Scenic USA - Wyoming
Grand Teton National Park
|Photos by Ben Prepelka
Scenic USA Artist Website
Yellowstone Elk by Tom Blanchard
Grand Teton National Park, just south of Yellowstone National Park, has impressed
visitors with an unrivaled view of the Teton Mountain Range since its inception. Grand Teton, the highest of all, dramatically rises thousands of feet above the valley floor to an elevation of 13,770 feet.
John D. Rockefeller Jr. Highway connects Yellowstone to Grand Teton, a tribute to the generosity and vision of this remarkable philanthropist. Rockefeller was responsible for gathering together a large section of parkland in this beautiful area amidst a furor of ranchers and land holders. Putting together a series of real estate deals, Rockefeller's Snake River Land Company was able to amass 35,000 acres of Jackson Hole properties. Political wrangling and controversy surrounded the Grand Teton National Park project, a struggle that lasted several decades. Anti-park sentiments in Jackson Hole were so bitter and so contested, plans for the park were nearly scuttled.
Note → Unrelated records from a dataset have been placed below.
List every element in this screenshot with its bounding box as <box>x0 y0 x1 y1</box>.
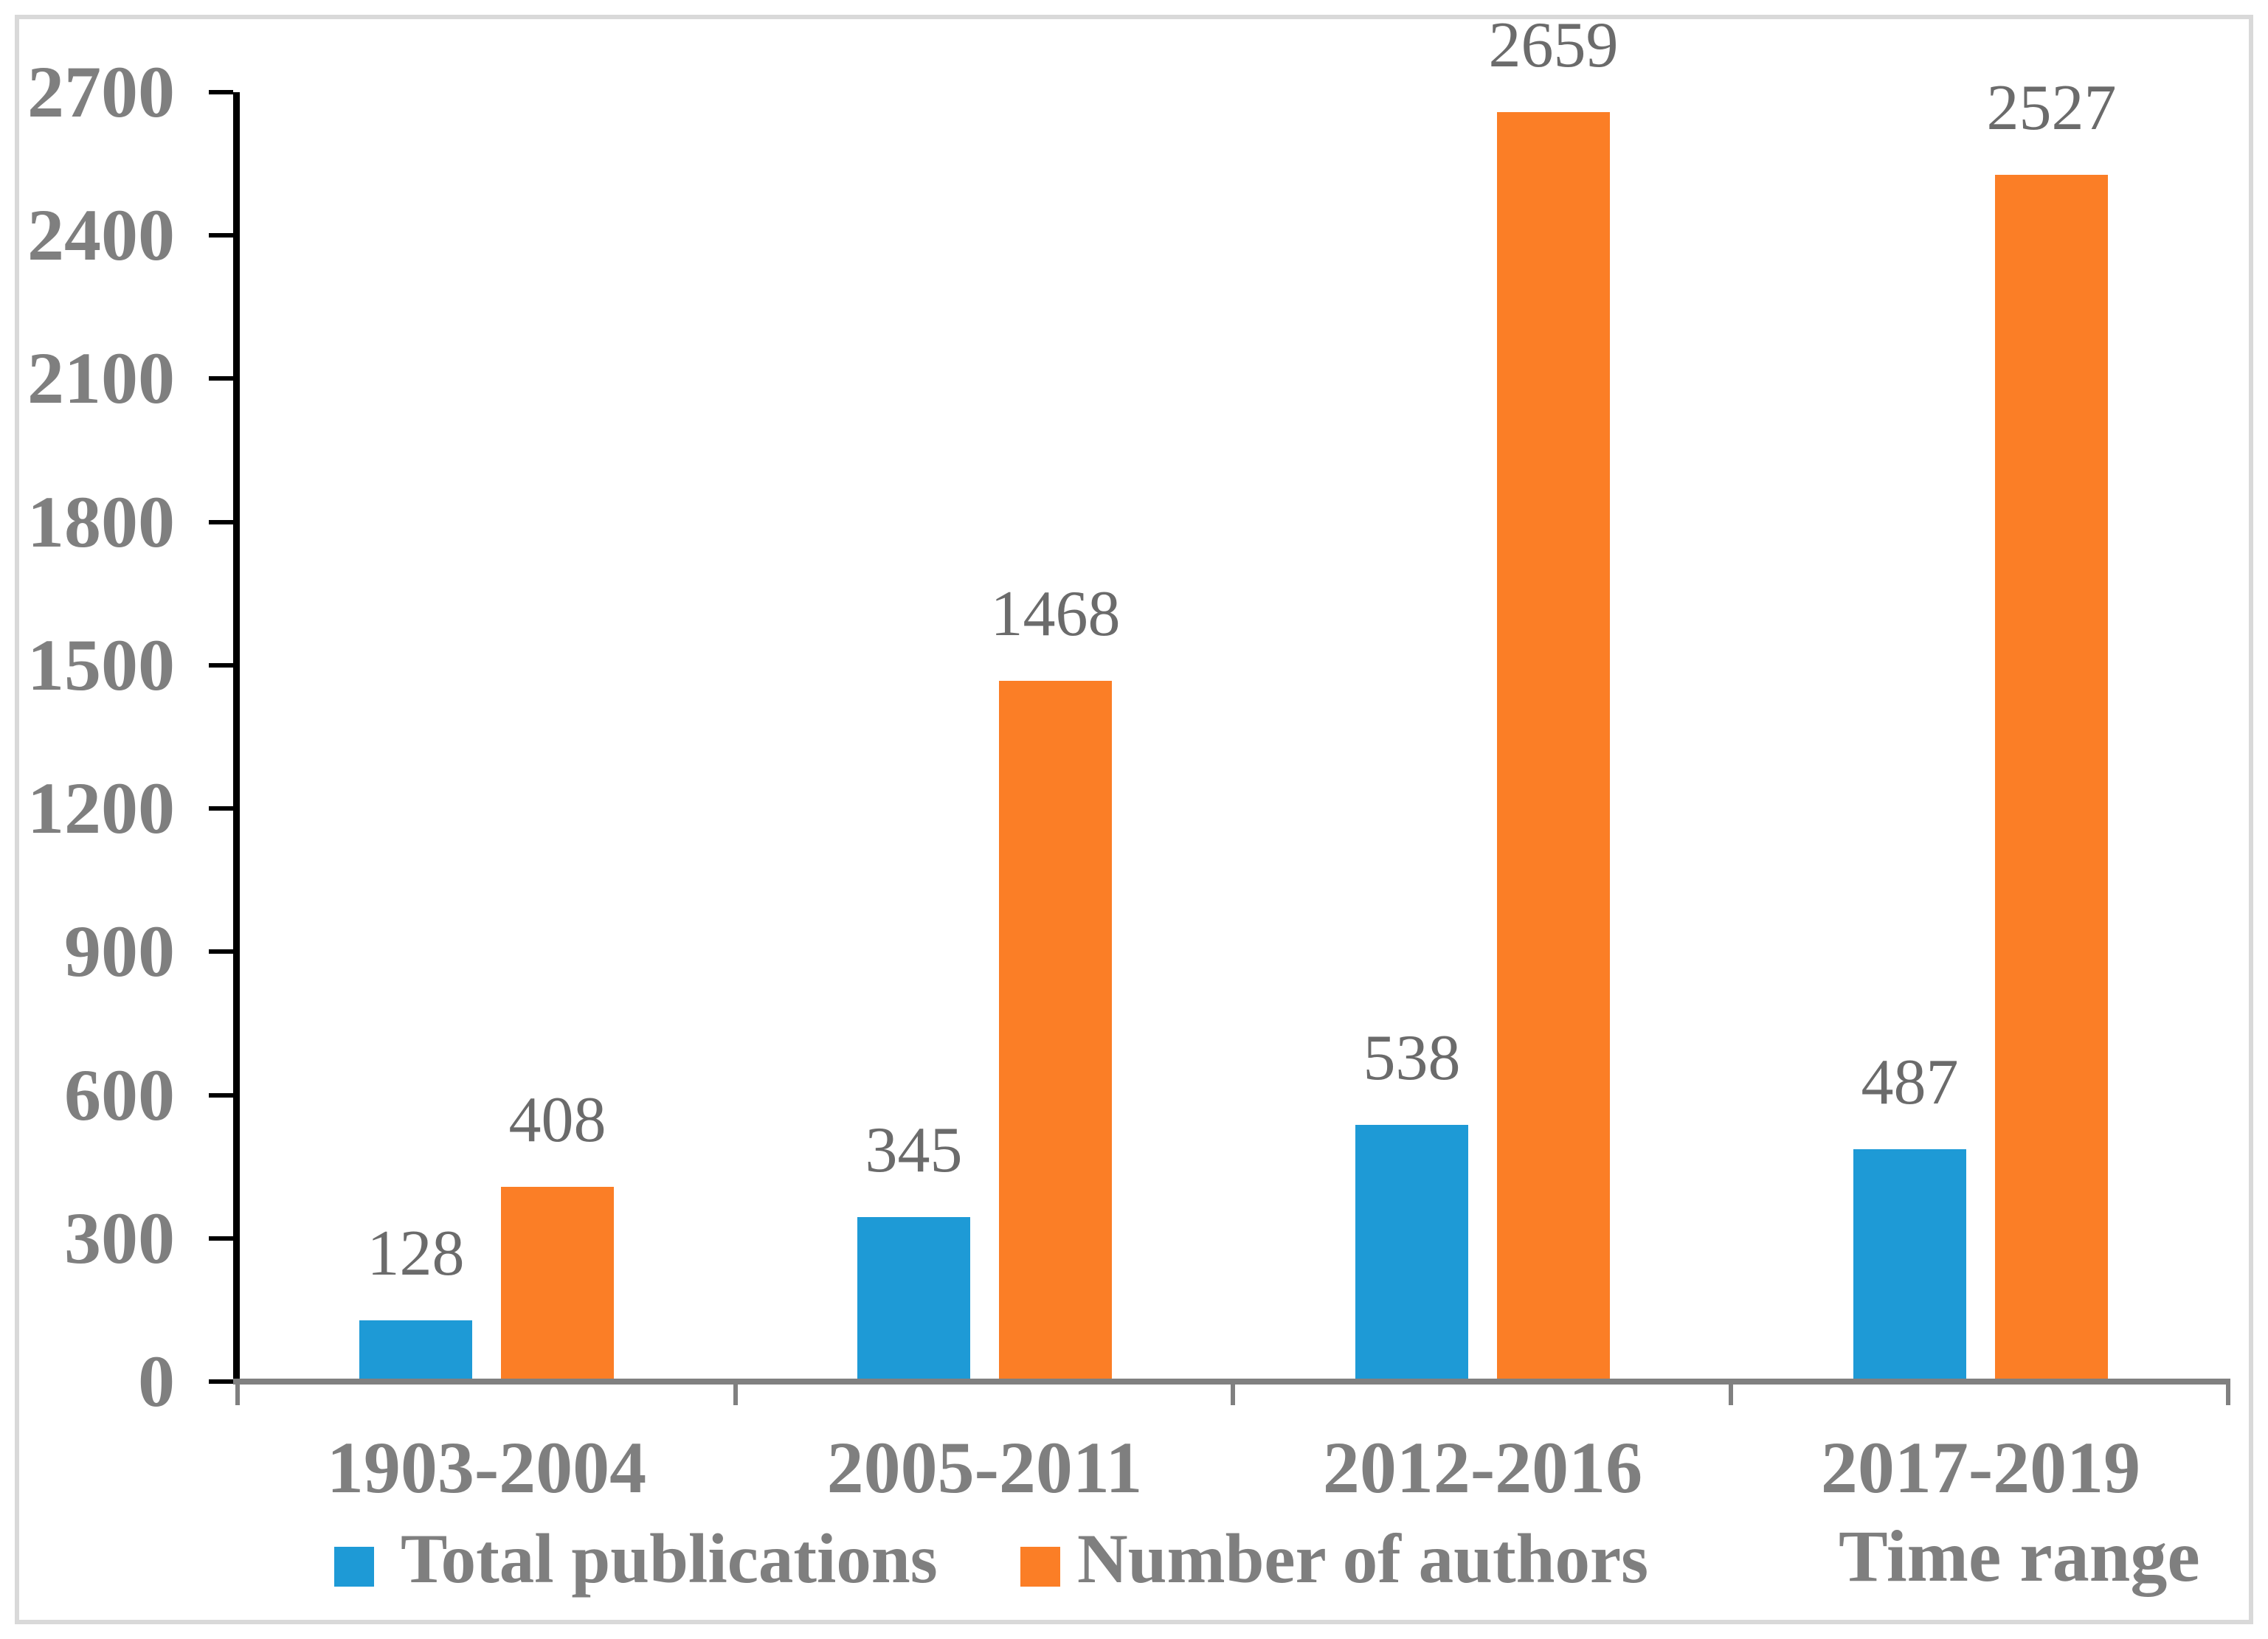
data-label-number-of-authors-1903-2004: 408 <box>508 1084 606 1156</box>
data-label-total-publications-2005-2011: 345 <box>865 1114 963 1186</box>
data-label-number-of-authors-2012-2016: 2659 <box>1488 9 1619 81</box>
x-tick-label-2005-2011: 2005-2011 <box>826 1427 1143 1508</box>
legend-label-total-publications: Total publications <box>401 1520 938 1598</box>
y-tick-mark-1800 <box>208 519 233 524</box>
x-tick-label-1903-2004: 1903-2004 <box>326 1427 647 1508</box>
x-tick-mark-4 <box>2226 1385 2230 1405</box>
x-tick-mark-0 <box>235 1385 240 1405</box>
data-label-total-publications-1903-2004: 128 <box>367 1218 465 1290</box>
y-tick-label-2700: 2700 <box>27 51 175 133</box>
y-tick-mark-900 <box>208 949 233 954</box>
y-tick-mark-1500 <box>208 662 233 668</box>
y-tick-label-1800: 1800 <box>27 480 175 563</box>
y-tick-label-1500: 1500 <box>27 623 175 706</box>
x-tick-mark-2 <box>1231 1385 1235 1405</box>
y-tick-mark-1200 <box>208 806 233 811</box>
data-label-total-publications-2017-2019: 487 <box>1861 1046 1959 1118</box>
bar-number-of-authors-2017-2019 <box>1995 175 2108 1382</box>
x-axis-line <box>232 1379 2230 1385</box>
bar-number-of-authors-2005-2011 <box>999 680 1112 1382</box>
y-tick-label-2400: 2400 <box>27 194 175 277</box>
data-label-number-of-authors-2017-2019: 2527 <box>1986 72 2117 144</box>
bar-number-of-authors-1903-2004 <box>501 1186 614 1382</box>
y-tick-label-600: 600 <box>64 1053 175 1136</box>
bar-total-publications-2012-2016 <box>1355 1124 1468 1382</box>
chart-frame-border <box>15 15 2253 1624</box>
x-tick-label-2017-2019: 2017-2019 <box>1820 1427 2141 1508</box>
x-tick-label-2012-2016: 2012-2016 <box>1322 1427 1643 1508</box>
y-tick-label-900: 900 <box>64 910 175 993</box>
data-label-total-publications-2012-2016: 538 <box>1363 1022 1461 1094</box>
x-axis-title: Time range <box>1839 1515 2200 1597</box>
legend-label-number-of-authors: Number of authors <box>1077 1520 1649 1598</box>
y-tick-mark-2700 <box>208 90 233 94</box>
bar-total-publications-1903-2004 <box>359 1320 472 1382</box>
y-tick-label-2100: 2100 <box>27 337 175 420</box>
y-tick-mark-2100 <box>208 376 233 381</box>
y-tick-mark-300 <box>208 1236 233 1241</box>
x-tick-mark-3 <box>1728 1385 1733 1405</box>
bar-total-publications-2005-2011 <box>857 1216 970 1382</box>
y-tick-mark-0 <box>208 1379 233 1384</box>
data-label-number-of-authors-2005-2011: 1468 <box>990 578 1121 650</box>
legend-swatch-number-of-authors <box>1020 1547 1060 1587</box>
bar-number-of-authors-2012-2016 <box>1497 111 1610 1382</box>
y-axis-line <box>232 92 240 1385</box>
y-tick-mark-600 <box>208 1092 233 1098</box>
bar-total-publications-2017-2019 <box>1853 1148 1966 1382</box>
y-tick-label-1200: 1200 <box>27 767 175 850</box>
y-tick-label-300: 300 <box>64 1196 175 1279</box>
y-tick-label-0: 0 <box>138 1340 175 1422</box>
legend-swatch-total-publications <box>334 1547 374 1587</box>
y-tick-mark-2400 <box>208 233 233 238</box>
x-tick-mark-1 <box>733 1385 738 1405</box>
The Jackson Hole National Monument was eventually finalized thanks a pocket veto by President F.D. Roosevelt and united with Grand Teton National Park by President Harry S. Truman in 1950.
Today the 310,000 acre park is known for its spectacular mountain views, beautiful lakes and wide variety of wildlife ... and the controversy surrounding the park has been mostly forgotten. Established in 1912, the National Elk Refuge in neighboring Jackson Hole provides winter habitat for 14,000 elk. Used as a nucleus to renew other elk herds across the country, the refuge sees nearly one million visitors annually. Jackson's town square, a place of relaxation and official town meetings, becomes the center for an antler auction each year. In the past, the auction was a boy scout fund raiser. Today, the elk's antlers are sold in lots to artisans, craftsmen and merchants, funding Jackson's elk feeding program which provides winter care for the great herd.